Fasilitasi Perpajakan di Kawasan Berikat

Perlakuan perpajakan khusus di Indonesia bagi kawasan berikat memiliki basis hukum yang kuat dan spesifik, dirancang untuk mendukung aktivitas ekonomi yang vital bagi pertumbuhan ekonomi nasional. Berdasarkan Peraturan Menteri Keuangan (PMK) Nomor 255/PMK.04/2011 yang merupakan revisi dari PMK Nomor 147/PMK.04/2011, dan berlandaskan pada Peraturan Pemerintah (PP) Nomor 85 Tahun 2015, kawasan berikat mendapatkan keistimewaan perpajakan untuk memicu aktivitas ekonomi yang produktif. Perlakuan ini mencakup beberapa jenis transaksi khusus, antara lain pemasukan barang dari dalam ke kawasan berikat untuk diolah, pemasukan barang hasil produksi dalam daerah berikat baik itu hasil kerja subcontract maupun peminjaman peralatan, yang semua itu tidak dikenakan Pajak Pertambahan Nilai (PPN) dan Pajak Penjualan atas Barang Mewah (PPnBM).

Lebih lanjut, perlakuan perpajakan di kawasan berikat tidak hanya memberikan keistimewaan pada saat pemasukan barang atau bahan baku, tetapi juga pada beberapa aktivitas pengeluaran dari kawasan berikat. Misalnya, pengeluaran hasil produk kawasan berikat yang menggunakan bahan baku dari tempat lain dalam daerah pabean dan dikirim ke kawasan berikat lain, serta pengeluaran bahan penolong, tidak dikenakan PPN dan PPnBM. Fasilitasi ini bertujuan untuk memperlancar proses produksi dan distribusi barang antarkawasan berikat dan industri terkait, serta mendukung efisiensi dan efektivitas operasional perusahaan di kawasan berikat.

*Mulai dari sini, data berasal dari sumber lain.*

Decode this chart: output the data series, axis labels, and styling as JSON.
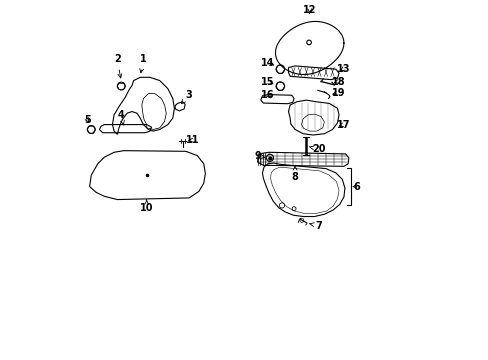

Ketentuan perpajakan yang difasilitasi untuk kawasan berikat ini merupakan bagian penting dalam mendukung industri dan perdagangan di Indonesia. Dengan adanya kebijakan ini, diharapkan dapat menarik lebih banyak investor dan meningkatkan kompetitivitas produk Indonesia di pasar global. Kemudahan perpajakan seperti ini memungkinkan perusahaan beroperasi dengan lebih efisien, mengurangi beban pajak, dan mempercepat proses ekspor-impor barang. Selain itu, kebijakan ini juga memberikan dorongan bagi perusahaan untuk menggunakan bahan baku lokal, yang pada gilirannya dapat memajukan industri dalam negeri dan mengurangi ketergantungan pada impor.